Who am I kidding? With but one day left until March, it’s not time to count crocuses this far north. There will be more snow, and then it’s mud season. Real spring with flowers and leaves comes in May. For now the village green is still a skating rink, waiting for June to become the farmer’s market with local produce and vendors selling hot dogs, wraps, ice cream and fresh squeezed lemonade. It’s a long wait until summer.

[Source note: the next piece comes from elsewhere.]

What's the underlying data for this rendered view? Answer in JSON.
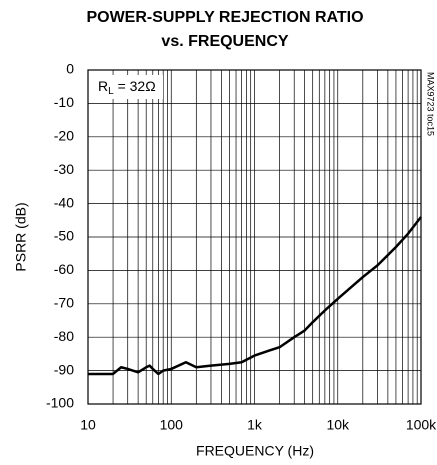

Brunswick’s sister city is Trinidad, Cuba. Opposites attract. The Cuban celebration is March 2-10. To kick it off, the Elks Lodge is throwing a salsa dance 7-11pm on March 2nd. Bowdoin has a lecture on Havana 7pm at Druckenmiller on March 5th. At the Little Dog Coffee Shop on March 6th, 4-6pm, poet Gary Lawless will read from Cuban Heart to benefit the Trinidad Children’s Library. Eleven restaurants in town will serve a special Cuban dish or drink.

The Frontier Café at Fort Andross will be playing Cuban music while the public is invited to create a mural with Christopher Cart. All week long, Cuban documentaries will air in the theater.

A welcome new addition to our town, the Frontier Café opened only last October. The location is phenomenal: looking out over the Androscoggin River’s hydroelectric dam from the 300-year old mill. It’s a gallery, independent film theater and gourmet café. The expansive space, healthy cuisine and refurbished/reclaimed decoration reminds me of San Francisco, but the view is rough industrial/bucolic Maine.

When the river thaws, the fishing shacks are hauled off the ice, and the wildlife returns in full force. Outside the enormous windows, diners can watch bald eagles sparring with osprey for spawning herring, salmon and Smallmouth bass. On midstream boulders, cormorants spread their wings to dry in the sun. Kids come out to fish, and kayakers paddle the rapids. Traffic streams across the rusty bridge from Brunswick to Topsham.

The 38-year-old owner of Frontier, Gil, is as cool as his business. He used to lead adventure travelers to Russia, China and the Middle East, but the latter route was stymied by 9/11. Returning to the US, Gil and his wife, Chelsy, started up the Frontier without any previous restaurant experience. You would never guess.


Artists and craftsmen, who work in the mill studios, join locals and vacationers for fair trade tea, paninis and organic salads. In the corner hangs a Penobscot Bay Porch Swing. Sarah Bloy sews her cozy, colorful concoctions appropriately enough in the former textile mill. Gil’s buddy, National Geographic photographer David McLain, pins his exotic images to the walls. It’s a unique space that manages to be both here and there.


It’s been almost a decade since I moved to Maine, and in that time it’s been fun to see Brunswick transform into a cultural center with monthly art walks. The winters may be too long, but the summers are perfect and the fall an explosion of color. You don’t have to look far to find interesting material.

My former home is not so far away. This weekend I’m heading south to NYC for a visit. Hope the Manhattan snow’s melted by then!